Two more jobs? Three more? There was the suburban specialty coffee shop with the ex-army boss and his wife. Working 25 hours a week and cooking again I started getting some semblance of shit together. I made some beautiful coffee there. And calmed down a little. Breaking up with my now ex-fiance had clearly, at this point in self-reflection, had me go just a little fucked up. Sitting at home on New Years Eve smashing back the best part of a 24 box of beer and staring up at fireworks in the sky can bring about it’s own special brand of insight. Time to get my shit together. I think I might be drinking too much. Coughing, then staring down at my yellowed fingers I thought it might pay to add smoking to that list as well. And procrastination. There was way too much of that going around.
“The domain name for your blog …” Fuck had it been a year already? Two years and no words and I’m paying this $34 because I’m sure I’ll start writing again I just can’t seem to get past this block but I got ideas man. I got recipes. After this beer. After this cigarette. I love cooking. Just not so much that I want to keep writing about it. I want to pivot, turn to something else that I’m confident in. Like coffee. I want to write about coffee. But I’ve got to stop drinking. Got to stop smoking. Got to start writing. This is getting embarrassing. It’s been over three years now. And I haven’t written a witty story yet. And I know now there won’t be a recipe at the bottom.

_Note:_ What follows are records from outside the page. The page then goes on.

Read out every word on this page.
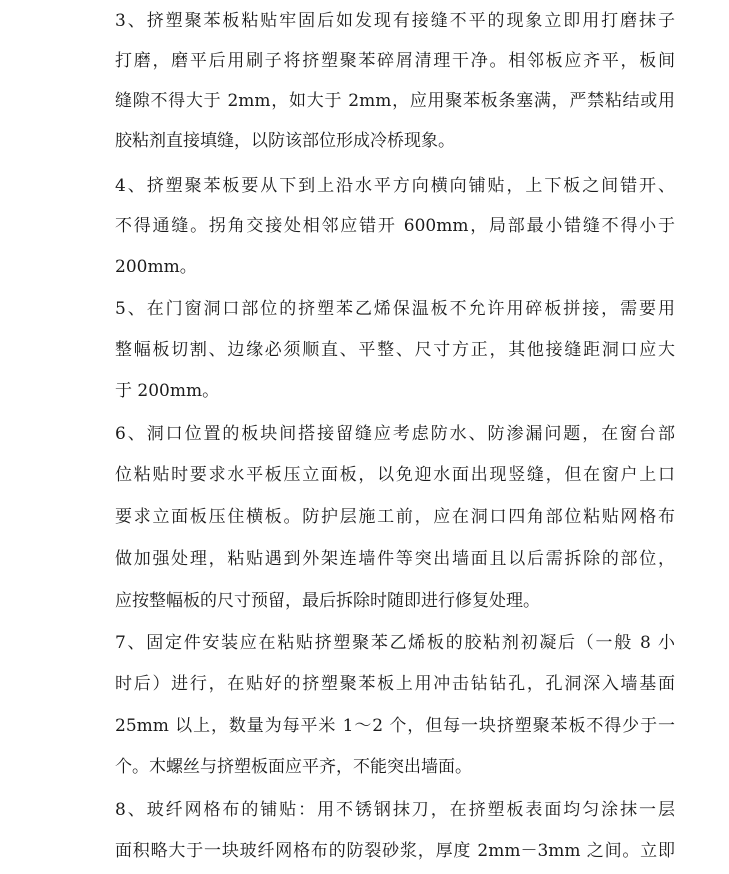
3、挤塑聚苯板粘贴牢固后如发现有接缝不平的现象立即用打磨抹子
打磨，磨平后用刷子将挤塑聚苯碎屑清理干净。相邻板应齐平，板间
缝隙不得大于 2mm，如大于 2mm，应用聚苯板条塞满，严禁粘结或用
胶粘剂直接填缝，以防该部位形成冷桥现象。
4、挤塑聚苯板要从下到上沿水平方向横向铺贴，上下板之间错开、
不得通缝。拐角交接处相邻应错开 600mm，局部最小错缝不得小于
200mm。
5、在门窗洞口部位的挤塑苯乙烯保温板不允许用碎板拼接，需要用
整幅板切割、边缘必须顺直、平整、尺寸方正，其他接缝距洞口应大
于 200mm。
6、洞口位置的板块间搭接留缝应考虑防水、防渗漏问题，在窗台部
位粘贴时要求水平板压立面板，以免迎水面出现竖缝，但在窗户上口
要求立面板压住横板。防护层施工前，应在洞口四角部位粘贴网格布
做加强处理，粘贴遇到外架连墙件等突出墙面且以后需拆除的部位，
应按整幅板的尺寸预留，最后拆除时随即进行修复处理。
7、固定件安装应在粘贴挤塑聚苯乙烯板的胶粘剂初凝后（一般 8 小
时后）进行，在贴好的挤塑聚苯板上用冲击钻钻孔，孔洞深入墙基面
25mm 以上，数量为每平米 1～2 个，但每一块挤塑聚苯板不得少于一
个。木螺丝与挤塑板面应平齐，不能突出墙面。
8、玻纤网格布的铺贴：用不锈钢抹刀，在挤塑板表面均匀涂抹一层
面积略大于一块玻纤网格布的防裂砂浆，厚度 2mm－3mm 之间。立即
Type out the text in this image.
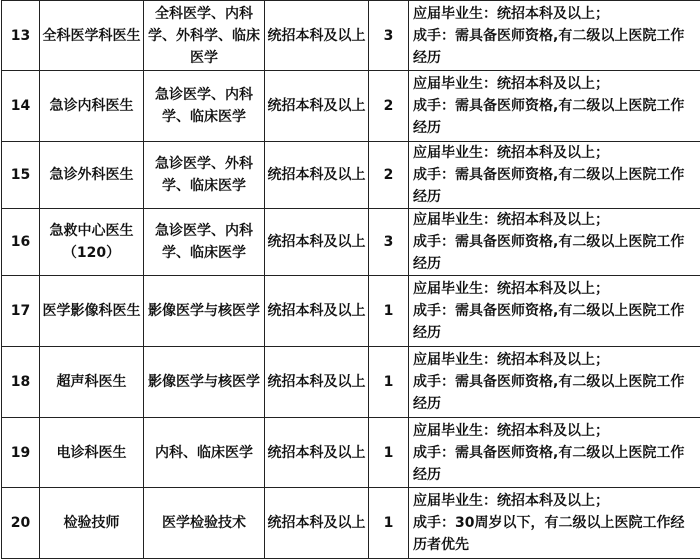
13	全科医学科医生	全科医学、内科学、外科学、临床医学	统招本科及以上	3	应届毕业生：统招本科及以上；
成手：需具备医师资格,有二级以上医院工作经历

14	急诊内科医生	急诊医学、内科学、临床医学	统招本科及以上	2	应届毕业生：统招本科及以上；
成手：需具备医师资格,有二级以上医院工作经历

15	急诊外科医生	急诊医学、外科学、临床医学	统招本科及以上	2	应届毕业生：统招本科及以上；
成手：需具备医师资格,有二级以上医院工作经历

16	急救中心医生（120）	急诊医学、内科学、临床医学	统招本科及以上	3	应届毕业生：统招本科及以上；
成手：需具备医师资格,有二级以上医院工作经历

17	医学影像科医生	影像医学与核医学	统招本科及以上	1	应届毕业生：统招本科及以上；
成手：需具备医师资格,有二级以上医院工作经历

18	超声科医生	影像医学与核医学	统招本科及以上	1	应届毕业生：统招本科及以上；
成手：需具备医师资格,有二级以上医院工作经历

19	电诊科医生	内科、临床医学	统招本科及以上	1	应届毕业生：统招本科及以上；
成手：需具备医师资格,有二级以上医院工作经历

20	检验技师	医学检验技术	统招本科及以上	1	应届毕业生：统招本科及以上；
成手：30周岁以下，有二级以上医院工作经历者优先
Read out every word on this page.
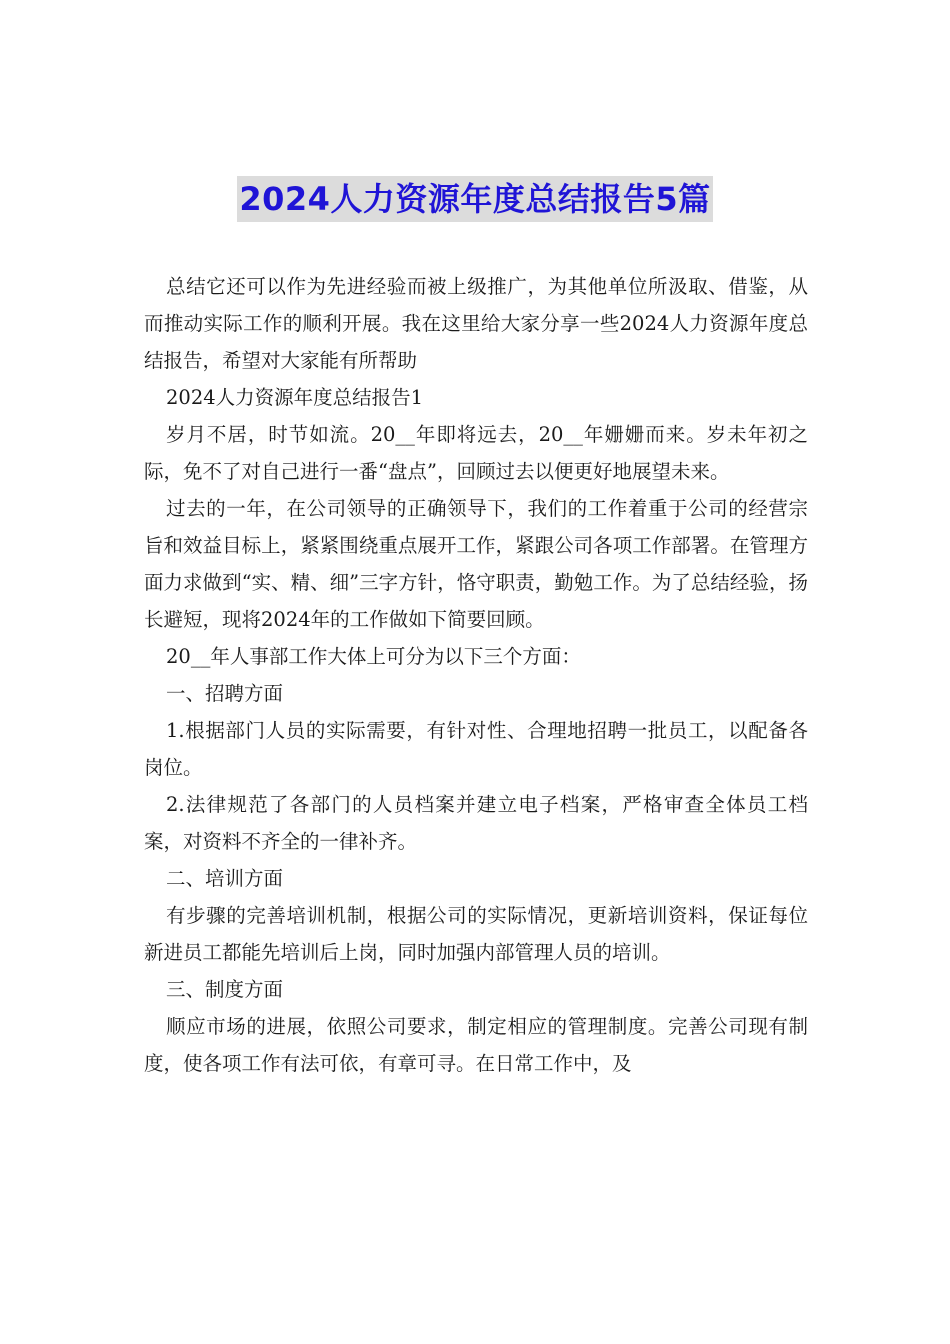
2024人力资源年度总结报告5篇

总结它还可以作为先进经验而被上级推广，为其他单位所汲取、借鉴，从而推动实际工作的顺利开展。我在这里给大家分享一些2024人力资源年度总结报告，希望对大家能有所帮助

2024人力资源年度总结报告1

岁月不居，时节如流。20__年即将远去，20__年姗姗而来。岁未年初之际，免不了对自己进行一番“盘点”，回顾过去以便更好地展望未来。

过去的一年，在公司领导的正确领导下，我们的工作着重于公司的经营宗旨和效益目标上，紧紧围绕重点展开工作，紧跟公司各项工作部署。在管理方面力求做到“实、精、细”三字方针，恪守职责，勤勉工作。为了总结经验，扬长避短，现将2024年的工作做如下简要回顾。

20__年人事部工作大体上可分为以下三个方面：

一、招聘方面

1.根据部门人员的实际需要，有针对性、合理地招聘一批员工，以配备各岗位。

2.法律规范了各部门的人员档案并建立电子档案，严格审查全体员工档案，对资料不齐全的一律补齐。

二、培训方面

有步骤的完善培训机制，根据公司的实际情况，更新培训资料，保证每位新进员工都能先培训后上岗，同时加强内部管理人员的培训。

三、制度方面

顺应市场的进展，依照公司要求，制定相应的管理制度。完善公司现有制度，使各项工作有法可依，有章可寻。在日常工作中，及
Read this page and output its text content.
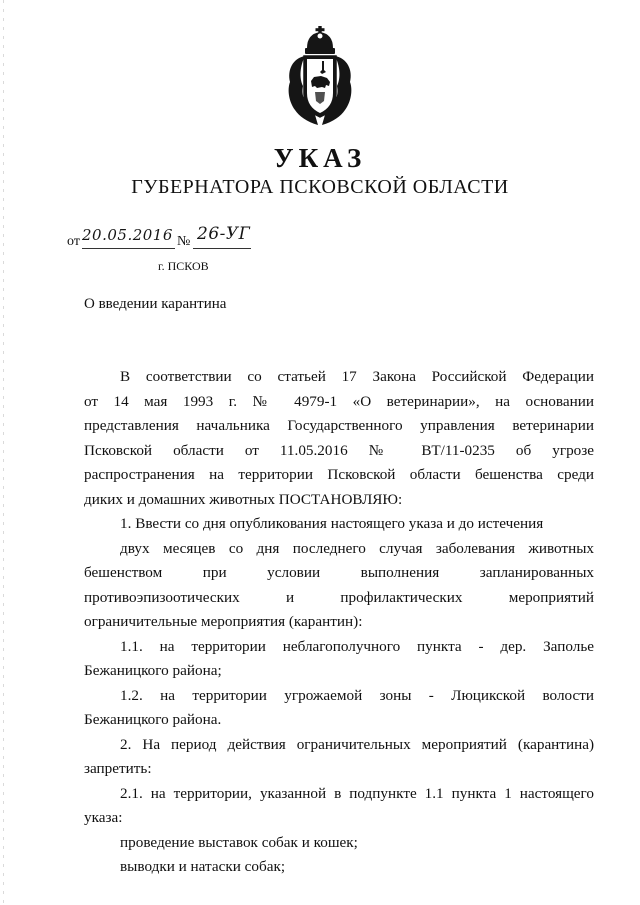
УКАЗ
ГУБЕРНАТОРА ПСКОВСКОЙ ОБЛАСТИ
от 20.05.2016 № 26-УГ
г. ПСКОВ
О введении карантина

В соответствии со статьей 17 Закона Российской Федерации

от 14 мая 1993 г. № 4979-1 «О ветеринарии», на основании

представления начальника Государственного управления ветеринарии

Псковской области от 11.05.2016 № ВТ/11-0235 об угрозе

распространения на территории Псковской области бешенства среди

диких и домашних животных ПОСТАНОВЛЯЮ:

1. Ввести со дня опубликования настоящего указа и до истечения

двух месяцев со дня последнего случая заболевания животных

бешенством при условии выполнения запланированных

противоэпизоотических и профилактических мероприятий

ограничительные мероприятия (карантин):

1.1. на территории неблагополучного пункта - дер. Заполье

Бежаницкого района;

1.2. на территории угрожаемой зоны - Люцикской волости

Бежаницкого района.

2. На период действия ограничительных мероприятий (карантина)

запретить:

2.1. на территории, указанной в подпункте 1.1 пункта 1 настоящего

указа:

проведение выставок собак и кошек;

выводки и натаски собак;
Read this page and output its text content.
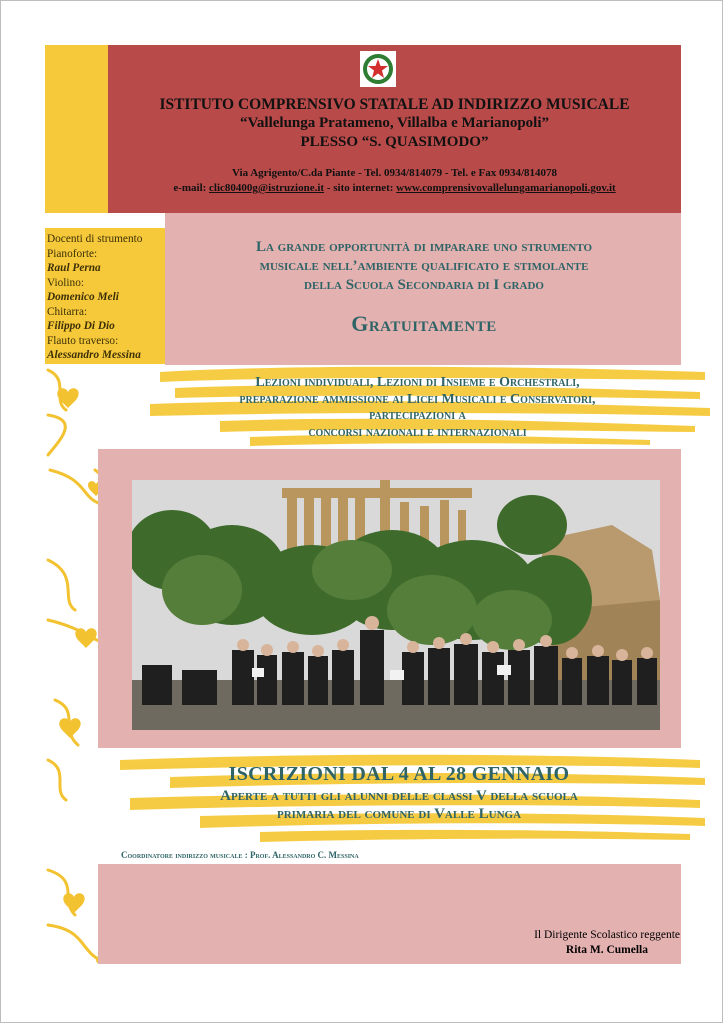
ISTITUTO COMPRENSIVO STATALE AD INDIRIZZO MUSICALE
“Vallelunga Pratameno, Villalba e Marianopoli”
PLESSO “S. QUASIMODO”
Via Agrigento/C.da Piante - Tel. 0934/814079 - Tel. e Fax 0934/814078
e-mail: clic80400g@istruzione.it - sito internet: www.comprensivovallelungamarianopoli.gov.it
Docenti di strumento
Pianoforte:
Raul Perna
Violino:
Domenico Meli
Chitarra:
Filippo Di Dio
Flauto traverso:
Alessandro Messina
La grande opportunità di imparare uno strumento
musicale nell’ambiente qualificato e stimolante
della Scuola Secondaria di I grado
Gratuitamente
Lezioni individuali, Lezioni di Insieme e Orchestrali,
preparazione ammissione ai Licei Musicali e Conservatori,
partecipazioni a
concorsi nazionali e internazionali
ISCRIZIONI DAL 4 AL 28 GENNAIO
Aperte a tutti gli alunni delle classi V della scuola
primaria del comune di Valle Lunga
Coordinatore indirizzo musicale : Prof. Alessandro C. Messina
Il Dirigente Scolastico reggente
Rita M. Cumella
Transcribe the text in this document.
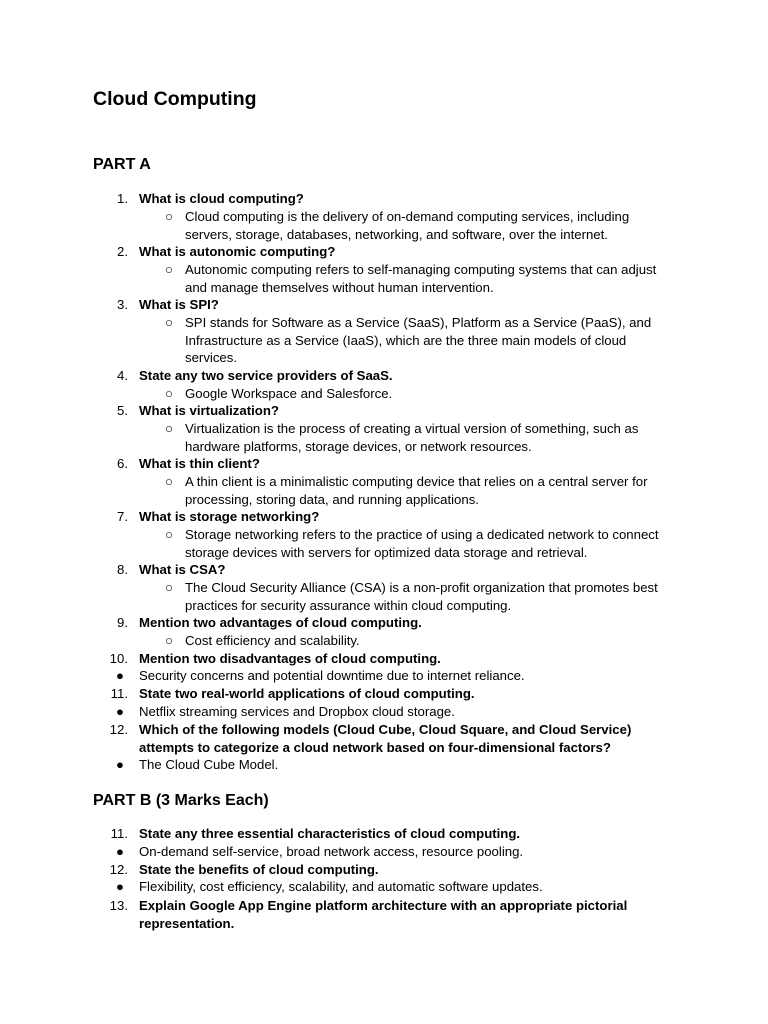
Cloud Computing
PART A
1. What is cloud computing?
○ Cloud computing is the delivery of on-demand computing services, including servers, storage, databases, networking, and software, over the internet.
2. What is autonomic computing?
○ Autonomic computing refers to self-managing computing systems that can adjust and manage themselves without human intervention.
3. What is SPI?
○ SPI stands for Software as a Service (SaaS), Platform as a Service (PaaS), and Infrastructure as a Service (IaaS), which are the three main models of cloud services.
4. State any two service providers of SaaS.
○ Google Workspace and Salesforce.
5. What is virtualization?
○ Virtualization is the process of creating a virtual version of something, such as hardware platforms, storage devices, or network resources.
6. What is thin client?
○ A thin client is a minimalistic computing device that relies on a central server for processing, storing data, and running applications.
7. What is storage networking?
○ Storage networking refers to the practice of using a dedicated network to connect storage devices with servers for optimized data storage and retrieval.
8. What is CSA?
○ The Cloud Security Alliance (CSA) is a non-profit organization that promotes best practices for security assurance within cloud computing.
9. Mention two advantages of cloud computing.
○ Cost efficiency and scalability.
10. Mention two disadvantages of cloud computing.
● Security concerns and potential downtime due to internet reliance.
11. State two real-world applications of cloud computing.
● Netflix streaming services and Dropbox cloud storage.
12. Which of the following models (Cloud Cube, Cloud Square, and Cloud Service) attempts to categorize a cloud network based on four-dimensional factors?
● The Cloud Cube Model.
PART B (3 Marks Each)
11. State any three essential characteristics of cloud computing.
● On-demand self-service, broad network access, resource pooling.
12. State the benefits of cloud computing.
● Flexibility, cost efficiency, scalability, and automatic software updates.
13. Explain Google App Engine platform architecture with an appropriate pictorial representation.
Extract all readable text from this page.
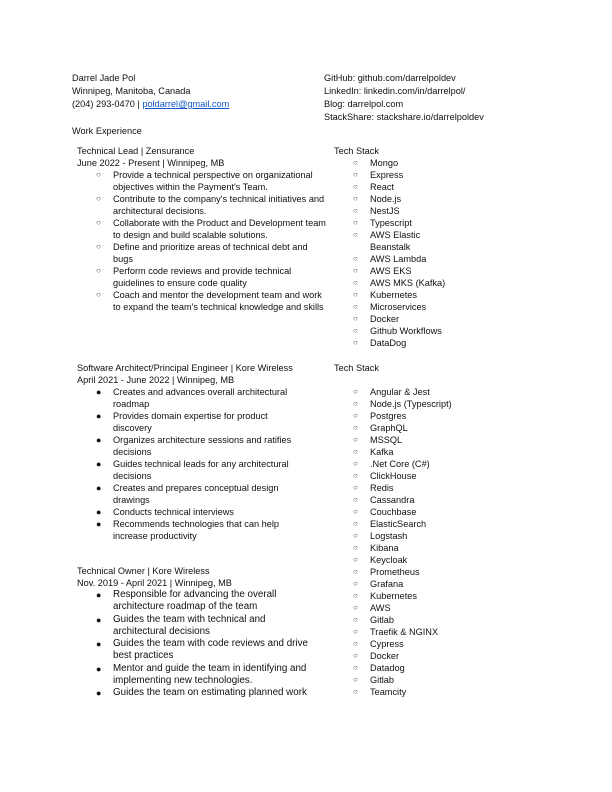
Darrel Jade Pol
Winnipeg, Manitoba, Canada
(204) 293-0470 | poldarrel@gmail.com
GitHub: github.com/darrelpoldev
LinkedIn: linkedin.com/in/darrelpol/
Blog: darrelpol.com
StackShare: stackshare.io/darrelpoldev
Work Experience
Technical Lead | Zensurance
June 2022 - Present | Winnipeg, MB
○ Provide a technical perspective on organizational objectives within the Payment's Team.
○ Contribute to the company's technical initiatives and architectural decisions.
○ Collaborate with the Product and Development team to design and build scalable solutions.
○ Define and prioritize areas of technical debt and bugs
○ Perform code reviews and provide technical guidelines to ensure code quality
○ Coach and mentor the development team and work to expand the team's technical knowledge and skills
Software Architect/Principal Engineer | Kore Wireless
April 2021 - June 2022 | Winnipeg, MB
● Creates and advances overall architectural roadmap
● Provides domain expertise for product discovery
● Organizes architecture sessions and ratifies decisions
● Guides technical leads for any architectural decisions
● Creates and prepares conceptual design drawings
● Conducts technical interviews
● Recommends technologies that can help increase productivity
Technical Owner | Kore Wireless
Nov. 2019 - April 2021 | Winnipeg, MB
● Responsible for advancing the overall architecture roadmap of the team
● Guides the team with technical and architectural decisions
● Guides the team with code reviews and drive best practices
● Mentor and guide the team in identifying and implementing new technologies.
● Guides the team on estimating planned work
Tech Stack
○ Mongo
○ Express
○ React
○ Node.js
○ NestJS
○ Typescript
○ AWS Elastic Beanstalk
○ AWS Lambda
○ AWS EKS
○ AWS MKS (Kafka)
○ Kubernetes
○ Microservices
○ Docker
○ Github Workflows
○ DataDog
Tech Stack
○ Angular & Jest
○ Node.js (Typescript)
○ Postgres
○ GraphQL
○ MSSQL
○ Kafka
○ .Net Core (C#)
○ ClickHouse
○ Redis
○ Cassandra
○ Couchbase
○ ElasticSearch
○ Logstash
○ Kibana
○ Keycloak
○ Prometheus
○ Grafana
○ Kubernetes
○ AWS
○ Gitlab
○ Traefik & NGINX
○ Cypress
○ Docker
○ Datadog
○ Gitlab
○ Teamcity
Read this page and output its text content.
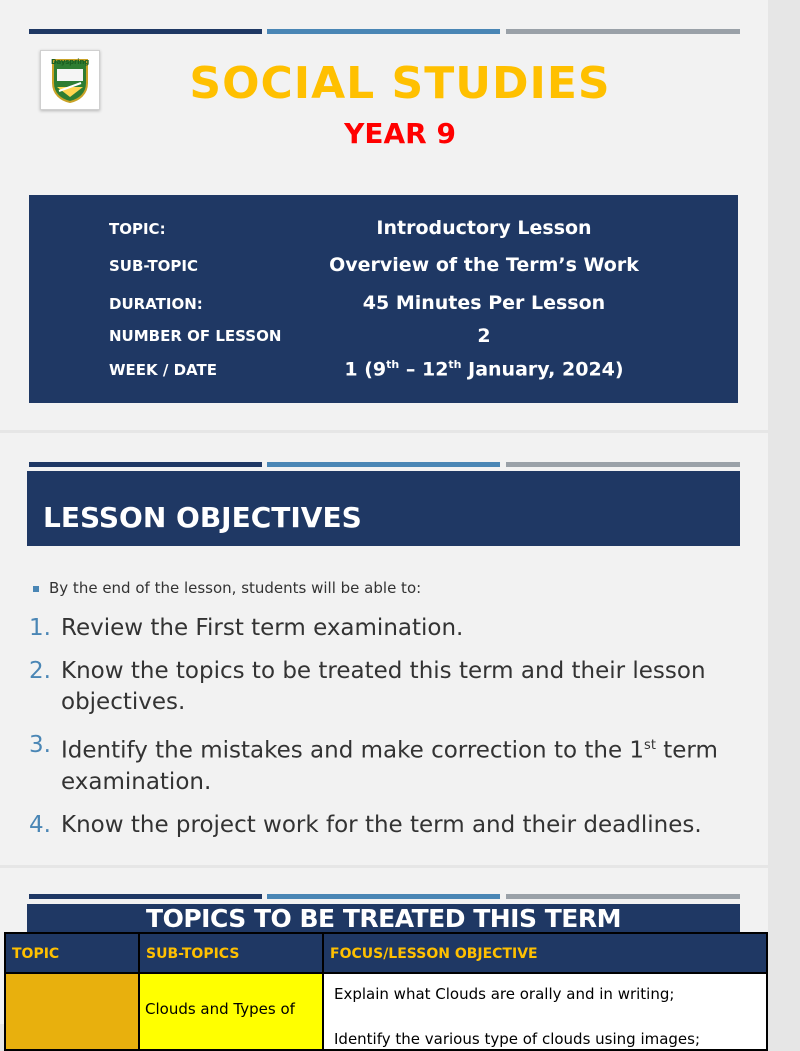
Dayspring	SOCIAL STUDIES
YEAR 9
TOPIC:	Introductory Lesson
SUB-TOPIC	Overview of the Term’s Work
DURATION:	45 Minutes Per Lesson
NUMBER OF LESSON	2
WEEK / DATE	1 (9th – 12th January, 2024)
LESSON OBJECTIVES
By the end of the lesson, students will be able to:
1. Review the First term examination.
2. Know the topics to be treated this term and their lesson objectives.
3. Identify the mistakes and make correction to the 1st term examination.
4. Know the project work for the term and their deadlines.
TOPICS TO BE TREATED THIS TERM
TOPIC	SUB-TOPICS	FOCUS/LESSON OBJECTIVE

	Clouds and Types of	Explain what Clouds are orally and in writing;

Identify the various type of clouds using images;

“The domain name for your blog strivefortone.com is about to expire soon …”
She said “hey”. Dechen said hey. I didn’t even know how to pronounce that name. Her profile looked cute. “Looking for a partner in crime” it said. I could get criminal I guess. But I didn’t even know what she looked like. All her profile pictures were weird ones of her in a bumper car or dressed up for Day of the Dead. We messaged back and forth. A day later we were Facetiming. I told her a witty story. She laughed and a week later we had coffee. A week after that we made pasta, kneading the dough and rolling it out. We made pesto together, we ate together, laughed and joked together. She wasn’t ready though. Not yet. Her wall was too high and I couldn’t climb over.
But brick walls are there for a reason. There to prove how much you want something. But it wasn’t like I “wanted” her. I just couldn’t stop thinking about her. So we tried again. And she said no again. And then I tried again. And she said no once more. I kept climbing but I couldn’t reach the top.
I got a tattoo. I grew a beard. I gave up smoking then realised I’d have to give up drinking too. I played ukulele with her on her couch, outside on her balcony. I listened while she spoke of her flatmate. I counselled her on how to deal with him. I sold her my iPad. Taught her how to use it though we both knew she knew how the damn thing worked. We watched Game of Thrones and once I brought around an entire picnic, with three different styles of pork, and I slept on her couch because I went well overboard with the food and it scared the shit out of her. She wasn’t ready yet. Not yet.
Then she went to Italy, and we spoke some more, and we talked in the morning then said good night before we slept. We were nine hours apart and closer than we had ever been before and when she returned home, that day in January, I finished work early, caught a taxi to her house, and kissed her full on the lips for the first time in forever.
A year later I proposed. Six months more and we were married. Four months later and I got an email.
“The domain name for your blog strivefortone.com is about to expire soon …”
And I thought to myself “fuck this it’s time to write.”